Vivir en el campo, la parte más difícil
En este pueblo ganadero —Capital de la Lana—, el frío talla la vida diaria como un escultor paciente. Hay quienes aún viven en viviendas precarias en el pueblo, pero la parte más dura está en las afueras. El escenario cambia cuando los kilómetros se alejan del ejido urbano. En los campos, donde la resistencia es un oficio, la rutina se acomoda al sol: se sale después del mediodía y se vuelve temprano.
En las afueras de Maquinchao, los peones se adaptan con una férrea tenacidad. “El día arranca con a las siete con un frío terrible”, dice José. “Pero todos resisten”. Se amigan con la idea de sentir frío, “no nos queda otra”. Pero no hay mal que por bien no venga, la nieve, cuando llega, no es del todo mal recibida: “Para este pueblo de ganaderos viene bárbaro. Hace falta agua. Hay una sequía terrible”.
La falta de agua no es un tema menor, Elías recuerda el éxodo de los 70, cuando una gran sequía obligó a miles a abandonar la región. “Fueron momentos muy duros, pero hoy somos más”, celebra el dueño del único hotel del pueblo.
Frío en serio
Claudio Quintero es vecino de Maquinchao y trabaja en una Cooperativa del pueblo, desde su experiencia aporta una reflexión que condensa la paradoja del lugar: “Nos hemos desacostumbrado al frío que teníamos antes, era realmente terrible”. Cuenta sobre los años 80, cuando la nieve llegaba al metro y medio y los ganaderos sufrían pérdidas enormes. “Este año casi no nevó”, dice, preocupado.

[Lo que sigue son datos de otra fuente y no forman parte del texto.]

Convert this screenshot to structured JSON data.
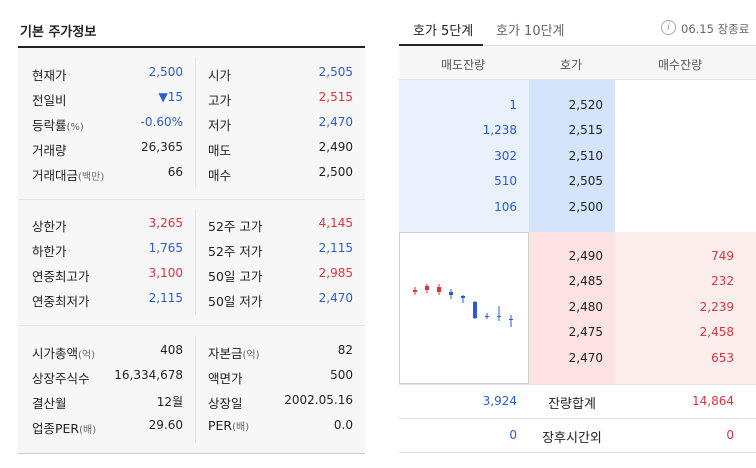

Recuerda los inviernos que vivió durante su infancia. Imágenes que se tejen entre metros y metros de nieve, ausencia de gas natural y una voluntad inquebrantable: “Ir a la escuela era toda una odisea”.
El invierno que se habita
Maquinchao es un retrato patagónico. Una crónica viva del invierno que se queda a vivir. A diferencia del frío pasajero de otras latitudes, aquí el frío tiene su jurisdicción y es profeta en su tierra.
Acá, el invierno no se visita: se habita. El frío no es un dato del clima, es una forma de vida. Una forma de estar con los otros. Cada helada escribe su capítulo en los muros cuarteados, en los dedos agrietados de los vecinos, en el vapor que sale de las bocas al hablar, en las ollas que humean sobre las cocinas, en el calor del fuego, del vecino, del otro.